30 Haziran 2010 Çarşamba

Göreceli yoksunluk


Yoksunluk görecelidir. Her saniye açlıktan çocuklar ölüyor, sinek misali. Bunun başka bir yerde gerçekleşiyor olması temel doğruyu çürütmez. Ben bu hapları ezip, ısıtıp, damarıma basıncaya kadar başka bir ülkede, birkaçı da bu ülkede binlerce çocuk ölmüş olacak. Ben bunları yapıncaya kadar binlerce zengin orospu çocuğu, yatırımları meyve verdikçe, servetlerine binlerce dolar katmış olacak.
Hapları ezmek: Aptallığın daniskası. Aslında onları yutup işi mideye bırakmalıyım. Beyin ve damarlar malı doğrudan taşıyamayacak kadar hassas.

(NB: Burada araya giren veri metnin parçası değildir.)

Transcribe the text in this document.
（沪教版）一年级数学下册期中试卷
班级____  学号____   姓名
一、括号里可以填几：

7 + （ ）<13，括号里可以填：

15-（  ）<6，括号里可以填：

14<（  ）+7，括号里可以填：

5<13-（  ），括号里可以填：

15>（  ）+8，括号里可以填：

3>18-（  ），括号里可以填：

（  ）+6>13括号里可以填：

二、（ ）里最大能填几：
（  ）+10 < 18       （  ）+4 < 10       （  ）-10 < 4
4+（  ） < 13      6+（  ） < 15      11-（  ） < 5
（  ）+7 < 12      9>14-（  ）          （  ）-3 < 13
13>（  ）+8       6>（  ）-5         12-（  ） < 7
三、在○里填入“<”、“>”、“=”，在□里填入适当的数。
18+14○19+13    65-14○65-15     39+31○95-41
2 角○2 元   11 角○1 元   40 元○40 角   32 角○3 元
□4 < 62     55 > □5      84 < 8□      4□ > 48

...Canki maçoluğu… hayır. Canki gereksinmesi.

Korkuyorum korkmasına, donuma sıçıyorum, ama donuma sıçan ben hapları ezen benden farklı. Hapları ezen ben ölümün bu sürekli çöküşü durdurmak için hiçbir şey yapmamaktan daha kötü olamayacağını söylüyor. Hapları ezen ben tartışmayı her zaman kazanır.

Eroin söz konusu olduğunda gerçek bir ikilem söz konusu değildir zaten. Onlarla sadece malın bittiğinde yüzleşirsin.